PT Perusahaan Gas Negara (Persero) Tbk atau PGN kini telah memasuki usia ke-61 tahun sebagai Subholding Gas Pertamina. Perusahaan ini terus memperkokoh posisinya sebagai tulang punggung infrastruktur gas bumi di Indonesia.
Fokus utama PGN saat ini meliputi penguatan pasokan gas, pengembangan sektor LNG, hingga perluasan jaringan energi rendah emisi. Langkah ini diambil untuk menjaga kemandirian energi nasional di tengah perubahan dinamika global.
Corporate Secretary PGN, Fajriyah Usman, menjelaskan bahwa perusahaan terus melakukan transformasi demi memastikan ketersediaan gas bagi masyarakat. Beliau menekankan pentingnya diversifikasi pasokan serta inovasi layanan yang berlandaskan prinsip ESG.

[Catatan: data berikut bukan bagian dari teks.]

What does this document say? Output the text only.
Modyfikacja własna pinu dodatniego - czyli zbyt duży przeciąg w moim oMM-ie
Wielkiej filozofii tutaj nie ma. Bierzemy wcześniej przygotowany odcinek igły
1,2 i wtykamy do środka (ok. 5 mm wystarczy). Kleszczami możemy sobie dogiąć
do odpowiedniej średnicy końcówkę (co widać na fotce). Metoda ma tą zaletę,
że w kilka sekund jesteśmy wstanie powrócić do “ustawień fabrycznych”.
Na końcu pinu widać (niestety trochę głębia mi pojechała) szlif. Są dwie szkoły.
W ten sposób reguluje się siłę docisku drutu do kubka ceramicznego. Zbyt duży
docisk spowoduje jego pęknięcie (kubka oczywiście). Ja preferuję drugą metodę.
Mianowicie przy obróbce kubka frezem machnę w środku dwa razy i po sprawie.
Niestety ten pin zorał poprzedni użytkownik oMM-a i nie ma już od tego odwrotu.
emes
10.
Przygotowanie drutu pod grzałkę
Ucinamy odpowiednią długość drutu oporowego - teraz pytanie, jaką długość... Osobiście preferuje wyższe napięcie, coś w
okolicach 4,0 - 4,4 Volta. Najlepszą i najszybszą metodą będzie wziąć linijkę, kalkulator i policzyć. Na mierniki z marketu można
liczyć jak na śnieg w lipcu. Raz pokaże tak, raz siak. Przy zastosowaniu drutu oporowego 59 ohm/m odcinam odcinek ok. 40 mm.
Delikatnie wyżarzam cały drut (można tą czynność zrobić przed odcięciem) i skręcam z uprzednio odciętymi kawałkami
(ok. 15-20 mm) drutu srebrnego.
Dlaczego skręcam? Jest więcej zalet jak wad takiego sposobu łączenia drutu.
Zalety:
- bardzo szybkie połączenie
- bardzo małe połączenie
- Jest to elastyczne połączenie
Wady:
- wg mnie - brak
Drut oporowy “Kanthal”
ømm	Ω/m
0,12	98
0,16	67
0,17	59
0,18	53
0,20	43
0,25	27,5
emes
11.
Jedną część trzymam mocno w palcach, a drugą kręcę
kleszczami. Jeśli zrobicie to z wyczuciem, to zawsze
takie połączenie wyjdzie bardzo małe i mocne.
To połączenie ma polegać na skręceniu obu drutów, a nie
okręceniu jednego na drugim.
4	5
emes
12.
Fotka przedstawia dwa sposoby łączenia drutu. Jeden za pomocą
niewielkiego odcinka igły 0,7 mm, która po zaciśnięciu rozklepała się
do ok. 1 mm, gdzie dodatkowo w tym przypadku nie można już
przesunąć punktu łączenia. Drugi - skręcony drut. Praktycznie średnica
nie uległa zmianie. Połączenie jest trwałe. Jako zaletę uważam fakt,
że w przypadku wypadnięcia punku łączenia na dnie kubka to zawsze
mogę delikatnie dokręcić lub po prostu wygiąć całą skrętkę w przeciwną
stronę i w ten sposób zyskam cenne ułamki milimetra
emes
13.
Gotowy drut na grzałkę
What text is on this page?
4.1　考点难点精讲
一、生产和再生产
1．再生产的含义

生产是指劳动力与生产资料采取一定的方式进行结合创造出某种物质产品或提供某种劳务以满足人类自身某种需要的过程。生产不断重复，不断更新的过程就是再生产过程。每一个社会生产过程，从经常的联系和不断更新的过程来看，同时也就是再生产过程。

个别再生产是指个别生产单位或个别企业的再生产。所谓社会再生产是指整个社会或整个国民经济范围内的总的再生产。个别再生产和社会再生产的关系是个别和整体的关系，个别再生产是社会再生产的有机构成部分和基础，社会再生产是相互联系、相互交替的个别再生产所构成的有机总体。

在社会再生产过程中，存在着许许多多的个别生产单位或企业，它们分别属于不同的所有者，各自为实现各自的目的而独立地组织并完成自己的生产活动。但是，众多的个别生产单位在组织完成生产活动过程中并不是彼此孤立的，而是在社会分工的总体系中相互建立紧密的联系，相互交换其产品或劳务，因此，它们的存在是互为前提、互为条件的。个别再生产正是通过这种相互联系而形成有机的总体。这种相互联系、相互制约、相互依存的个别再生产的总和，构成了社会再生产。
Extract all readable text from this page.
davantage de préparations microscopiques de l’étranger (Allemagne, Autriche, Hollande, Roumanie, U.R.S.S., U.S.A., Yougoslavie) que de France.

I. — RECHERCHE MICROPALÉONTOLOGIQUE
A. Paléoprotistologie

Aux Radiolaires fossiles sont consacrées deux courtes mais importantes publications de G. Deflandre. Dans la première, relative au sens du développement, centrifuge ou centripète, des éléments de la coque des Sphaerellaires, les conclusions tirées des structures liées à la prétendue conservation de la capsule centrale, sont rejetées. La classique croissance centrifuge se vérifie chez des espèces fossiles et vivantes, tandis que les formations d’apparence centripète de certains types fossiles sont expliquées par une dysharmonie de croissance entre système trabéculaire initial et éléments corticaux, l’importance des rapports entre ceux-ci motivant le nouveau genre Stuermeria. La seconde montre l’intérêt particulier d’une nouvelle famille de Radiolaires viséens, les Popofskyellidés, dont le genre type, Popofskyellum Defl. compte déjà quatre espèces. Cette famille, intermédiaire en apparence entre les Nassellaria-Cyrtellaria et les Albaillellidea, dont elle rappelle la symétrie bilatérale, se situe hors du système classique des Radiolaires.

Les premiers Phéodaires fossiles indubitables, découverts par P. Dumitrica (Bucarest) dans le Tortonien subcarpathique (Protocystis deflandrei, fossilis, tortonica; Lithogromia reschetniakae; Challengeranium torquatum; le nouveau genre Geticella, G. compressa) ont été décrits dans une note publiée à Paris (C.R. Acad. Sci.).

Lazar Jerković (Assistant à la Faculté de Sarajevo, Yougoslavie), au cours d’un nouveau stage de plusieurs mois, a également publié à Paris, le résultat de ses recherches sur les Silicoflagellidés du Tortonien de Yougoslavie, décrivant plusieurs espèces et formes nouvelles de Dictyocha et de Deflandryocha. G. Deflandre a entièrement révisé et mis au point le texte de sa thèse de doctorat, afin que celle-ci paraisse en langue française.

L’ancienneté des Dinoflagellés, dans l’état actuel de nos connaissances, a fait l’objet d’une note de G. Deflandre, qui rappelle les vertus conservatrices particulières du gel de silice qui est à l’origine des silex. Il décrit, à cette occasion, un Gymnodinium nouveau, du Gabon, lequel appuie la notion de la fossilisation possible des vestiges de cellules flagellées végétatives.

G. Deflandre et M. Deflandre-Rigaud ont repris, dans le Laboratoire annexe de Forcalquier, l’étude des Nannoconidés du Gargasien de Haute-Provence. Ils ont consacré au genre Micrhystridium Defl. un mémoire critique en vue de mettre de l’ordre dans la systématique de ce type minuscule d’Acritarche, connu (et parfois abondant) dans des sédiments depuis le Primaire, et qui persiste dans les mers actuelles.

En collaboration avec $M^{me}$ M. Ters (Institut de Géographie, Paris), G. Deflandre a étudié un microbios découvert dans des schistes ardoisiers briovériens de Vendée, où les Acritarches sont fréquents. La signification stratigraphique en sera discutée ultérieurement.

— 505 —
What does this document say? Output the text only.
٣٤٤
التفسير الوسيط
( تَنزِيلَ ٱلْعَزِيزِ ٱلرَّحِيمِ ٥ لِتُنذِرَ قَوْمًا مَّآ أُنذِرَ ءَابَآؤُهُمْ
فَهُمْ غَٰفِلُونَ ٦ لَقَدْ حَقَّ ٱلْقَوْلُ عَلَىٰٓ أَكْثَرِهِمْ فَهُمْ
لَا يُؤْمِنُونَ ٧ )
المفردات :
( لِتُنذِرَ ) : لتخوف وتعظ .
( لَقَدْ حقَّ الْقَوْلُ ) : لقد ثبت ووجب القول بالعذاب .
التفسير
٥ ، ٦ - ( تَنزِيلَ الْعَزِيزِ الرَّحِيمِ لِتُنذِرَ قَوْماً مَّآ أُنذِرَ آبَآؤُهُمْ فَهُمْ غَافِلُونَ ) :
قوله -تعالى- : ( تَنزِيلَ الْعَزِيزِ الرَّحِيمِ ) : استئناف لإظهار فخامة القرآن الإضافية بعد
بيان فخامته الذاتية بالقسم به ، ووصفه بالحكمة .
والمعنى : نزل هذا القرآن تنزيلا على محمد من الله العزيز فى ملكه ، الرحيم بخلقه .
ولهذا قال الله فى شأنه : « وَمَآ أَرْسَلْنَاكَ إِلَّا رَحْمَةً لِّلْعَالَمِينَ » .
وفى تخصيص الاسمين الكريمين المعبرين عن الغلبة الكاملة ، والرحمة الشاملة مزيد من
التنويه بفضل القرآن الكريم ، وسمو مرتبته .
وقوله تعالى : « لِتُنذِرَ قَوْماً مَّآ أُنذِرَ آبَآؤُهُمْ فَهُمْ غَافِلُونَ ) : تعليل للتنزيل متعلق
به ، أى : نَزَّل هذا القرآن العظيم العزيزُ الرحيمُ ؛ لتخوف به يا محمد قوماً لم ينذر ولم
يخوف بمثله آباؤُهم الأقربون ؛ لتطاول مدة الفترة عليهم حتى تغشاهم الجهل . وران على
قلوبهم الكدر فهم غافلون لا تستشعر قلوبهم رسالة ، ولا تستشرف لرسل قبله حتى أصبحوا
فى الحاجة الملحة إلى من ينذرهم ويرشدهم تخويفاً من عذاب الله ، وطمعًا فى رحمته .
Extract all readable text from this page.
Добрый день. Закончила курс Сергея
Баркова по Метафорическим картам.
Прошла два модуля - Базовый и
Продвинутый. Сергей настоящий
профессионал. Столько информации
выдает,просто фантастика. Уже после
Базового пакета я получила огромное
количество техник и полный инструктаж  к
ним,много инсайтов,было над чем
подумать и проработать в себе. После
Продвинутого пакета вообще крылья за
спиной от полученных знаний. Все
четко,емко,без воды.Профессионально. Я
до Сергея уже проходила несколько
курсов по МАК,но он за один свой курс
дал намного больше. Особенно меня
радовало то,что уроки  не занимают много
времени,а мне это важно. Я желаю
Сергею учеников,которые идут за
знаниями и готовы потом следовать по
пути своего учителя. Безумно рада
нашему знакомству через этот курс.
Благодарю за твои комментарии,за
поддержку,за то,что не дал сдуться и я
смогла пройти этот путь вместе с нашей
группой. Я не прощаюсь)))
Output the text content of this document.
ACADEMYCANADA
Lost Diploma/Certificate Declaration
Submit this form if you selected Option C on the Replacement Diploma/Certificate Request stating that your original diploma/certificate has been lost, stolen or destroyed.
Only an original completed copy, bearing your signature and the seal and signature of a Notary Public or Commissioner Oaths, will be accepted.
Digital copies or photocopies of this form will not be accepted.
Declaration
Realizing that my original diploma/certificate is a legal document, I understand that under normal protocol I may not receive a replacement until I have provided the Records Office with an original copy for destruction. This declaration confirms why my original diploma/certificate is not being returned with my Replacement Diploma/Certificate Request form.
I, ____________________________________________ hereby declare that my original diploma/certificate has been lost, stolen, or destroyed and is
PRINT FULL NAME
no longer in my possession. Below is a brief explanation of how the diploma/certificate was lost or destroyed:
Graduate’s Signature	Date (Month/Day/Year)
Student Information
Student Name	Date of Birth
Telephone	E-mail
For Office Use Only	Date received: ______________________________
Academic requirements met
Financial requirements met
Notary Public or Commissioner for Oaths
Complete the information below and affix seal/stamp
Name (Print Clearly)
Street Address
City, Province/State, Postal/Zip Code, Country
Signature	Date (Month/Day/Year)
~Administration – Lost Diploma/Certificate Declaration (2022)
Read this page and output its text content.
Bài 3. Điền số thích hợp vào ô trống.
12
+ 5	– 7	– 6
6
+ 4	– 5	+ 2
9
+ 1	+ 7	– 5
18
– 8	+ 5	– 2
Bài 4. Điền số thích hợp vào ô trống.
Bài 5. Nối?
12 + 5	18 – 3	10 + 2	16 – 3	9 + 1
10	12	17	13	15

Sepanjang satu tahun terakhir, PGN telah mengambil berbagai langkah strategis untuk menjaga keandalan layanan energi. Salah satunya adalah mengamankan pasokan gas pipa dan LNG domestik dari sumber-sumber utama di Indonesia.
Sumber pasokan gas yang dikelola PGN mencakup beberapa wilayah strategis berikut:
- Sumber eksisting dari wilayah Tangguh dan Donggi Senoro.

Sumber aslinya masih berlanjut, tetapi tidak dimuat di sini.